Aims: Mycophenolate mofetil (MMF) has been used as an important constituent of low toxicity, calcineurin inhibitor sparing immunosuppression. We examined the efficacy and safety of MMF according to its different forms combined with tacrolimus in kidney transplant recipients. Methods: This multicenter, 26-week, randomized trial was performed to compare the efficacy and safety of the tablet form of MMF versus the capsule form of MMF in 156 kidney transplant recipients. Allograft function, the incidence of efficacy failure [biopsy-proven acute rejection (BPAR), death, graft loss, or loss to follow-up], and adverse events were compared. Results: The mean dose of MMF at 26 weeks was comparable: 1052.6 ± 194.2 mg/day in the tablet group vs. 1155.6 ± 298.1 mg/day in the capsule group (P = 0.063). Trough levels of tacrolimus at 26 weeks were comparable.

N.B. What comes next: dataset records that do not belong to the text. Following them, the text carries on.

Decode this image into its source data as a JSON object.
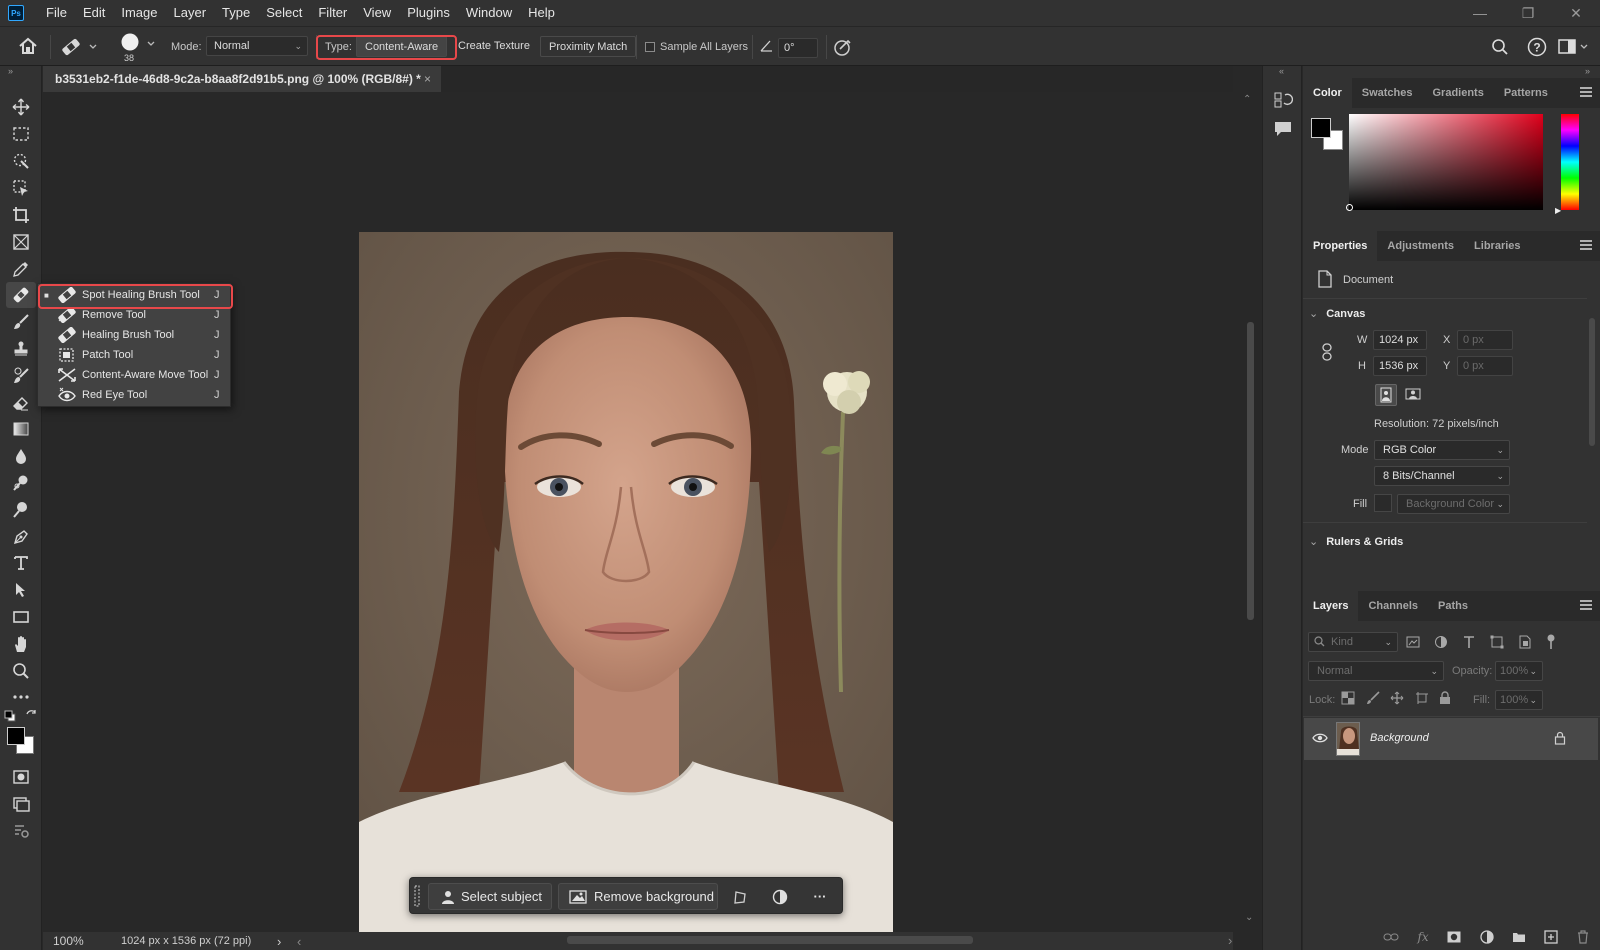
{
  "app": {
    "logo": "Ps"
  },
  "menu": [
    "File",
    "Edit",
    "Image",
    "Layer",
    "Type",
    "Select",
    "Filter",
    "View",
    "Plugins",
    "Window",
    "Help"
  ],
  "window_controls": {
    "minimize": "—",
    "restore": "❐",
    "close": "✕"
  },
  "options": {
    "brush_size": "38",
    "mode_label": "Mode:",
    "mode_value": "Normal",
    "type_label": "Type:",
    "type_content_aware": "Content-Aware",
    "type_create_texture": "Create Texture",
    "type_proximity_match": "Proximity Match",
    "sample_all_layers": "Sample All Layers",
    "angle_value": "0°"
  },
  "document": {
    "tab_title": "b3531eb2-f1de-46d8-9c2a-b8aa8f2d91b5.png @ 100% (RGB/8#) *",
    "close": "×"
  },
  "flyout": {
    "items": [
      {
        "label": "Spot Healing Brush Tool",
        "key": "J",
        "icon": "spot-healing-brush-icon",
        "active": true
      },
      {
        "label": "Remove Tool",
        "key": "J",
        "icon": "remove-tool-icon",
        "active": false
      },
      {
        "label": "Healing Brush Tool",
        "key": "J",
        "icon": "healing-brush-icon",
        "active": false
      },
      {
        "label": "Patch Tool",
        "key": "J",
        "icon": "patch-tool-icon",
        "active": false
      },
      {
        "label": "Content-Aware Move Tool",
        "key": "J",
        "icon": "content-aware-move-icon",
        "active": false
      },
      {
        "label": "Red Eye Tool",
        "key": "J",
        "icon": "red-eye-icon",
        "active": false
      }
    ],
    "active_marker": "■"
  },
  "taskbar": {
    "select_subject": "Select subject",
    "remove_background": "Remove background",
    "more": "···"
  },
  "status": {
    "zoom": "100%",
    "doc_info": "1024 px x 1536 px (72 ppi)",
    "arrow": "›",
    "scroll_left": "‹",
    "scroll_right": "›"
  },
  "color_panel": {
    "tabs": [
      "Color",
      "Swatches",
      "Gradients",
      "Patterns"
    ],
    "active_tab": 0,
    "foreground": "#000000",
    "background": "#ffffff",
    "hue_color": "#e0001b"
  },
  "properties_panel": {
    "tabs": [
      "Properties",
      "Adjustments",
      "Libraries"
    ],
    "active_tab": 0,
    "document_label": "Document",
    "canvas_header": "Canvas",
    "w_label": "W",
    "w_value": "1024 px",
    "h_label": "H",
    "h_value": "1536 px",
    "x_label": "X",
    "x_value": "0 px",
    "y_label": "Y",
    "y_value": "0 px",
    "resolution": "Resolution: 72 pixels/inch",
    "mode_label": "Mode",
    "mode_value": "RGB Color",
    "bits_value": "8 Bits/Channel",
    "fill_label": "Fill",
    "fill_value": "Background Color",
    "rulers_header": "Rulers & Grids"
  },
  "layers_panel": {
    "tabs": [
      "Layers",
      "Channels",
      "Paths"
    ],
    "active_tab": 0,
    "kind_placeholder": "Kind",
    "blend_mode": "Normal",
    "opacity_label": "Opacity:",
    "opacity_value": "100%",
    "lock_label": "Lock:",
    "fill_label": "Fill:",
    "fill_value": "100%",
    "layers": [
      {
        "name": "Background",
        "visible": true,
        "locked": true
      }
    ],
    "footer_fx": "fx"
  },
  "colors": {
    "highlight": "#e8484a",
    "accent_blue": "#31a8ff"
  }
}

The mean estimated glomerular filtration rate of the tablet group at 26 weeks post-transplant was non-inferior to that of the capsule. The incidence of efficacy failure was similar in the two groups: tablet group, 5.2% and capsule group, 7.7% (difference −2.5%; 95% confidence interval −5.22% to 10.21%). The incidence of BPAR until 26 weeks post-transplant in the tablet group was 3.9%, compared to 7.7% in the capsule group (P = 0.346). Moreover, the administered tablet form of MMF (500 mg) provides convenience of taking drugs and cost-effectiveness for enrolled kidney transplant recipients. Conclusion: Low-dose MMF in tablet form combined with tacrolimus can be considered as an efficacious and safe immunosuppressive regimen in the early period after kidney transplantation.